RFC 0940: hyphens-considered-harmful

tools (modules)

Summary

Disallow hyphens in Rust crate names, but continue allowing them in Cargo packages.

Motivation

This RFC aims to reconcile two conflicting points of view.

First: hyphens in crate names are awkward to use, and inconsistent with the rest of the language. Anyone who uses such a crate must rename it on import:

extern crate "rustc-serialize" as rustc_serialize;

An earlier version of this RFC aimed to solve this issue by removing hyphens entirely.

However, there is a large amount of precedent for keeping - in package names. Systems as varied as GitHub, npm, RubyGems and Debian all have an established convention of using hyphens. Disallowing them would go against this precedent, causing friction with the wider community.

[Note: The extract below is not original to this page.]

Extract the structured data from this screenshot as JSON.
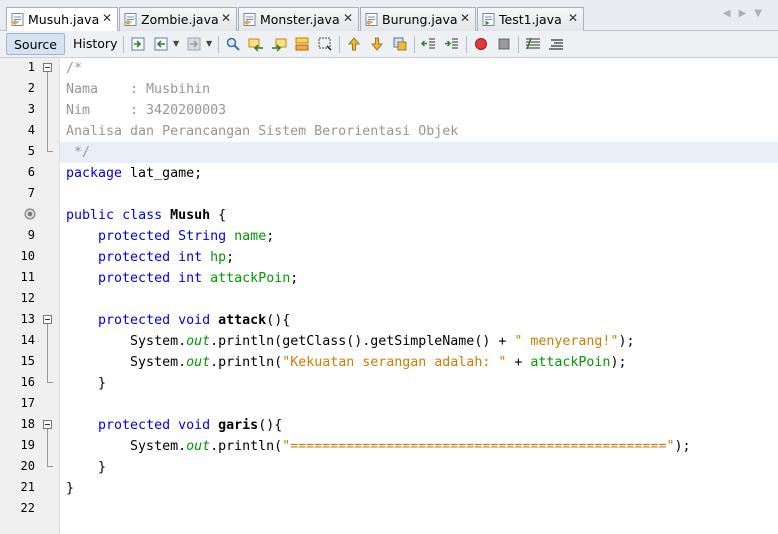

Fortunately, Cargo presents us with a solution. It already separates the concepts of package name (used by Cargo and crates.io) and crate name (used by rustc and extern crate). We can disallow hyphens in the crate name only, while still accepting them in the outer package. This solves the usability problem, while keeping with the broader convention.

Detailed design

Disallow hyphens in crates (only)

In rustc, enforce that all crate names are valid identifiers.

In Cargo, continue allowing hyphens in package names.

The difference will be in the crate name Cargo passes to the compiler. If the Cargo.toml does not specify an explicit crate name, then Cargo will use the package name but with all - replaced by _.

For example, if I have a package named apple-fritter, Cargo will pass --crate-name apple_fritter to the compiler instead.

Since most packages do not set their own crate names, this mapping will ensure that the majority of hyphenated packages continue to build unchanged.

Identify - and _ on crates.io

Right now, crates.io compares package names case-insensitively. This means, for example, you cannot upload a new package named RUSTC-SERIALIZE because rustc-serialize already exists.

Under this proposal, we will extend this logic to identify - and _ as well.

Remove the quotes from extern crate

Change the syntax of extern crate so that the crate name is no longer in quotes (e.g. extern crate photo_finish as photo;). This is viable now that all crate names are valid identifiers.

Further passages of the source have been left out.